A team may find a collective sense of purpose.  When I worked at Meditel, the salespeople in my team were all former practice managers from GP surgeries.  They needed a level of domain expertise to go back into that environment and sell to clients who were often practice managers themselves.  So, we recruited these people and gave them a solid sales training.  After two or three years, they’d realise they could now work in IT sales and double their salaries.  And we lost them.  I was fine with that though – in fact, this became our team’s purpose.  To take frustrated GP practice managers and give them a complete career change, training them up to become excellent salespeople. 
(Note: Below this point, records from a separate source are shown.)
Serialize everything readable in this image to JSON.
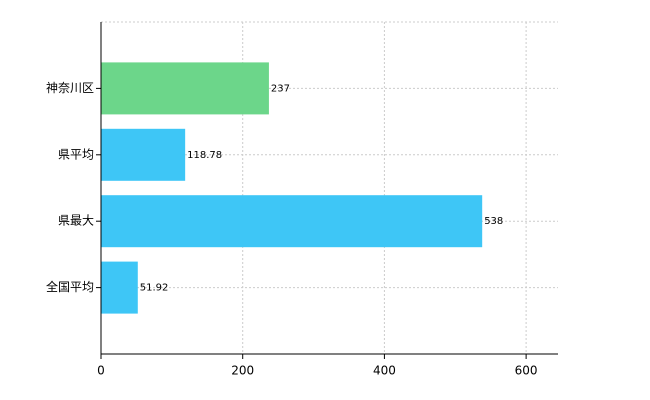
{
  "chart_data": {
    "type": "bar",
    "orientation": "horizontal",
    "categories": [
      "神奈川区",
      "県平均",
      "県最大",
      "全国平均"
    ],
    "values": [
      237,
      118.78,
      538,
      51.92
    ],
    "colors": [
      "#6cd68a",
      "#3ec6f6",
      "#3ec6f6",
      "#3ec6f6"
    ],
    "xlim": [
      0,
      645
    ],
    "xticks": [
      0,
      200,
      400,
      600
    ],
    "grid": true
  }
}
As my team started to see this as their goal, they developed their own unique identity, which set them apart from the rest of the business.  There was meaning to be gained from being part of the awkward squad!  Only in our team was personal success to be found outside the company.

Shows individual impact

As individuals, we need some sense of impact.  This is what makes work meaningful – to know that what you’re doing is making a tangible difference.  In the past, something that’s always been powerful is asking clients to talk to my team about the impact their work has had. At Meditel, we were rolling out GP clinical systems which had an immediate benefit to healthcare in that location.  And at Glaxo, when I was working in asthma care, we got incredible feedback from patient surveys.  These people had been identified as having suboptimal treatment but the new medication had transformed the quality of their lives. I made a point of sharing this information at every opportunity.

There are various clients from Rackspace and Peer 1 who stick in my mind.  Our teams had put in a huge effort to get them out of a crisis.  Their gratitude was overwhelming and made the long hours and sleepless nights so worthwhile.   

Increases productivity

Once a high performing team can see the impact they’re making, productivity will naturally increase.  Particularly if they all have clear metrics to show them when they’ve had a great day.  I often mention metrics in my blogs – they’re just so important.  And yet so few businesses use them. If your staff see no material impact at the end of their day, it’s soul-destroying. Where’s the meaning in ploughing through endless emails that take you no further forward?

One of my clients recently set a new goal for the first quarter of 2021. Every member of staff needs to do their own job scorecard, to get to grips with their metrics.  For example, if someone works in sales, they might know they’re targeted on revenue. But what’s the activity level they need to win this revenue?  15 selling conversations maybe?  Once nailed down, this becomes a metric against which their performance is measured. Or in Customer Services, someone may be filling 14 hours every day with busy work – emails, phone conversations, Slack – but none of these are high-value activities.  They’re treading water. 

Maybe you’ve noticed this in your own business since furloughing staff?  Some of my clients have furloughed 25% of their headcount and business has been ok in spite of this.  In fact, more than ok.  They’re now making 50% more profit.  That’s huge.  One client has pushed down responsibility for profit to their team managers.  They’ve been told this is now their purpose and the managers have jumped on it.  Now they can directly see the output of their teams in profit terms and productivity has increased.  They’re not complaining about being too busy, even though headcount has been reduced.  Now, they see themselves as business people managing their own profit and loss.  In normal times, it would have been impossible to reduce headcount by 25% voluntarily.  They’ve proved Churchill right – the crisis has not been wasted!